Dacre Silifant palideció, se veía pese a sus mejillas enrojecidas por el frío.
—¡Muchachos! —gritó—. ¡Atención! ¡Vigilad! ¡Y en grupo, en grupo! ¡No os perdáis en la niebla!
—¡Cierra el pico! —bramó Antillo—. ¡Mantened silencio! Un silencio completo, o no oiremos...
Lo oyeron. Por la izquierda, desde el extremo más alejado de la línea, de entre la niebla, les llegó un corto grito que se quebró al instante. Y el fuerte y ronco chirrido de los patines, que ponía los pelos de punta como el rayar un cristal con un hierro.
—¡Bert! —gritó Antillo—. ¡Bert! ¿Qué ha pasado?
Escucharon un grito ininteligible y al cabo surgió de la niebla Bert Brigden, que corría como un loco. Cuando ya estaba muy cerca se resbaló, se cayó y se deslizó sobre el hielo boca abajo.
—Le acertó... a Stigward... —jadeó, se levantó con esfuerzo—. Se lo cargó... al vuelo... Tan rápido... que apenas la vio... Una hechicera...
Skellen maldijo. Silifant y Mun, ambos con espadas en la mano, se dieron la vuelta, esforzaron sus ojos en la niebla.
Chirrido. Chirrido. Chirrido. Rápidos. Rítmicos. Y cada vez más audibles. Cada vez más audibles...
—¿De dónde viene? —gritó Boreas Mun, volviéndose y agitando en el aire la hoja de la espada que llevaba en las dos manos—. ¿De dónde viene?
—¡Silencio! —gritó Antillo, con el orión en la mano
alzada.—.
¡Creo que por la derecha! ¡Sí! ¡Por la derecha! ¡Se acerca por la derecha! ¡Cuidado!
El gemmeriano que iba en el lado derecho maldijo de pronto, se dio la vuelta y corrió a ciegas hacia la niebla, chapoteando al pisar la capa de hielo que se deshacía. No llegó lejos, no acertó ni siquiera a desaparecer de su vista. Escucharon un agudo chirrido de unos patines que se deslizaban, distinguieron una sombra informe y ágil. Y el brillo de una espada. El gemmeriano gritó. Vieron cómo caía, vieron un charco enorme de sangre sobre el hielo. El herido se retorció, se encogió, gritó, aulló. Luego se calló y se quedó inmóvil.

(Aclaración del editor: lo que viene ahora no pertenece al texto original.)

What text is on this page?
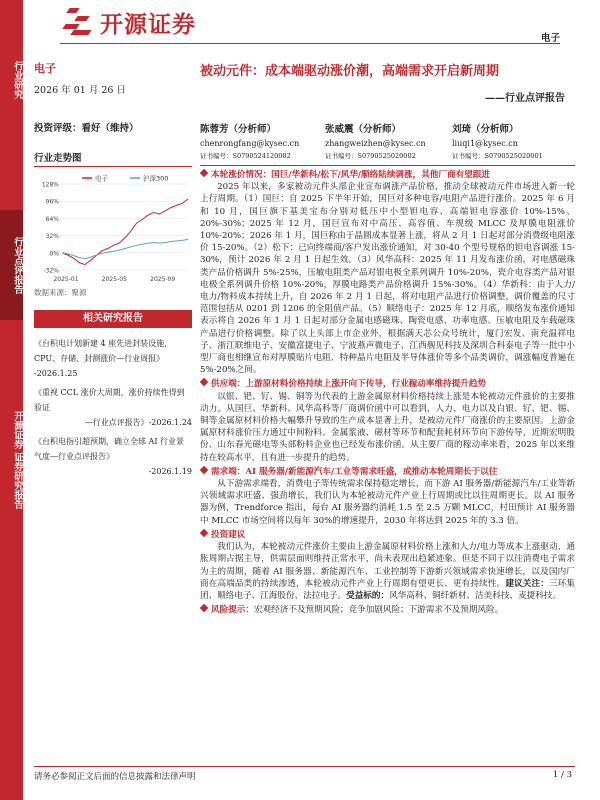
行业研究
行业点评报告
开源证券 证券研究报告
开源证券
电子
电子
2026 年 01 月 26 日
投资评级：看好（维持）
行业走势图
-32%
0%
32%
64%
96%
128%
2025-01	2025-05	2025-09
电子	沪深300
数据来源：聚源
相关研究报告
《台积电计划新建 4 座先进封装设施，CPU、存储、封测涨价—行业周报》
-2026.1.25
《重视 CCL 涨价大周期，涨价持续性得到验证
—行业点评报告》-2026.1.24
《台积电指引超预期，确立全球 AI 行业景气度—行业点评报告》
-2026.1.19
被动元件：成本端驱动涨价潮，高端需求开启新周期
——行业点评报告
陈蓉芳（分析师）
chenrongfang@kysec.cn
证书编号：S0790524120002
张威震（分析师）
zhangweizhen@kysec.cn
证书编号：S0790525020002
刘琦（分析师）
liuqi1@kysec.cn
证书编号：S0790525020001

本轮涨价情况：国巨/华新科/松下/风华/顺络陆续调涨，其他厂商有望跟进

2025 年以来，多家被动元件头部企业宣布调涨产品价格，推动全球被动元件市场进入新一轮上行周期。（1）国巨：自 2025 下半年开始，国巨对多种电容/电阻产品进行涨价。2025 年 6 月和 10 月，国巨旗下基美宝布分别对低压中小型钽电容、高端钽电容涨价 10%-15%、20%-30%；2025 年 12 月，国巨宣布对中高压、高容值、车规级 MLCC 及厚膜电阻涨价 10%-20%；2026 年 1 月，国巨称由于晶圆成本显著上涨，将从 2 月 1 日起对部分消费级电阻涨价 15-20%。（2）松下：已向终端商/客户发出涨价通知，对 30-40 个型号规格的钽电容调涨 15-30%，预计 2026 年 2 月 1 日起生效。（3）风华高科：2025 年 11 月发布涨价函，对电感磁珠类产品价格调升 5%-25%，压敏电阻类产品对银电极全系列调升 10%-20%，瓷介电容类产品对银电极全系列调升价格 10%-20%，厚膜电路类产品价格调升 15%-30%。（4）华新科：由于人力/电力/物料成本持续上升，自 2026 年 2 月 1 日起，将对电阻产品进行价格调整，调价覆盖的尺寸范围包括从 0201 到 1206 的全阻值产品。（5）顺络电子：2025 年 12 月底，顺络发布涨价通知表示将自 2026 年 1 月 1 日起对部分金属电感磁珠、陶瓷电感、功率电感、压敏电阻及车载磁珠产品进行价格调整。除了以上头部上市企业外，根据满天芯公众号统计，厦门宏发、南充温祥电子、浙江联维电子、安徽富捷电子、宁波燕声微电子、江西舰见科技及深圳合科泰电子等一批中小型厂商也相继宣布对厚膜贴片电阻、特种晶片电阻及半导体涨价等多个品类调价，调涨幅度普遍在 5%-20%之间。

供应端：上游原材料价格持续上涨开向下传导，行业稼动率维持提升趋势

以银、钯、钌、锡、铜等为代表的上游金属原材料价格持续上涨是本轮被动元件涨价的主要推动力。从国巨、华新科、风华高科等厂商调价函中可以看到，人力、电力以及白银、钌、钯、锡、铜等金属原材料价格大幅攀升导致的生产成本显著上升，是被动元件厂商涨价的主要原因。上游金属原材料涨价压力通过中间粉料、金属浆液、磁材等环节和配套耗材环节向下游传导，近期宏明股份、山东春光磁电等头部粉料企业也已经发布涨价函。从主要厂商的稼动率来看，2025 年以来维持在较高水平，且有进一步提升的趋势。

需求端：AI 服务器/新能源汽车/工业等需求旺盛，或推动本轮周期长于以往

从下游需求端看，消费电子等传统需求保持稳定增长，而下游 AI 服务器/新能源汽车/工业等新兴领域需求旺盛、强劲增长，我们认为本轮被动元件产业上行周期或比以往周期更长。以 AI 服务器为例，Trendforce 指出，每台 AI 服务器约消耗 1.5 至 2.5 万颗 MLCC，村田预计 AI 服务器中 MLCC 市场空间将以每年 30%的增速提升，2030 年将达到 2025 年的 3.3 倍。

投资建议

我们认为，本轮被动元件涨价主要由上游金属原材料价格上涨和人力/电力等成本上涨驱动，通胀周期占据主导，供需层面则维持正常水平，尚未表现出趋紧迹象。但是不同于以往消费电子需求为主的周期，随着 AI 服务器、新能源汽车、工业控制等下游新兴领域需求快速增长，以及国内厂商在高端品类的持续渗透，本轮被动元件产业上行周期有望更长、更有持续性。建议关注：三环集团、顺络电子、江海股份、法拉电子。受益标的：风华高科、铜纤新材、洁美科技、麦捷科技。

风险提示：宏观经济不及预期风险；竞争加剧风险；下游需求不及预期风险。

请务必参阅正文后面的信息披露和法律声明	1 / 3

Pero mientras gritaba, había estado ahogando el chirrido de los patines que se acercaban. No se esperaban que la muchacha fuera capaz de dar la vuelta tan pronto.
Cayó en medio de ellos, en el mismo centro. Le dio un tajo al vuelo a Ola Harsheim, profundo, por debajo de las rodillas, cortándolo como con unas tijeras. Dio la vuelta en una pirueta, derramando sobre Bóreas Mun un granizo de punzantes pedazos de lodo. Skellen retrocedió, se resbaló, agarró por la manga a Rience. Cayeron ambos. Los patines chirriaron junto a ellos, unas frías y agudas partículas les azotaron el rostro. Uno de los gemmerianos aulló, el aullido se cortó con un gruñido brutal. Antillo sabía lo que había pasado. Había oído ya a mucha gente a la que le habían cortado la garganta.
Ola Harsheim gritó, se revolcó por el hielo.
Chirrido, chirrido, chirrido.
Silencio.
—Don Stefan —barbotó Dacre Silifant—. Don Stefan... Nuestra esperanza está en ti... Sálvanos... No dejes que te sorprenda...
—¡La puta ma dejao cojo! —se quejaba Ola Harsheim—. ¡Ayudadme, por vuestros muertos! ¡Ayudadme a levantar!
—¡Bonhart! —gritó hacia la niebla Skellen—. ¡Bonhart! ¡Ayudaaa! ¿Dónde estás, hijo de puta? ¡Bonhaaart!
—Nos está arrodeando —jadeó Bóreas Mun, dándose la vuelta y aguzando el oído—. Voltea entre la niebla... Ataca de no se sabe dónde... ¡La muerte! ¡La moza es la muerte! ¡La vamos a diñar aquí! Habrá una masacre, como en Dun Dáre, en la noche de Saovine...
—Manteneos en grupo —gimió Skellen—. Manteneos en grupo, ella persigue a los que están aislados... Si veis que se acerca, no perdáis la cabeza... Echadle a los pies la espada, los sacos, los cinturones... lo que sea para que...
No terminó. Esta vez no escucharon el chirrido de los patines. Dacre Silifant y Rience salvaron la vida porque se tiraron al suelo. Bóreas Mun acertó a dar un salto hacia atrás, resbaló, hizo caer a Bert Brigden. Cuando la muchacha pasó a su lado, Skellen se removió y lanzó el orión. Acertó. Pero a la persona equivocada. Ola Harsheim, quien precisamente acababa de conseguir incorporarse, cayó entre estertores sobre la ensangrentada superficie, sus ojos completamente abiertos parecían mirar de reojo la estrella de acero que tenía clavada en la base de la nariz.
El último de los gemmerianos arrojó la espada y comenzó a sollozar, con cortos e irregulares espasmos. Skellen se le acercó y le golpeó con todas sus fuerzas en el rostro.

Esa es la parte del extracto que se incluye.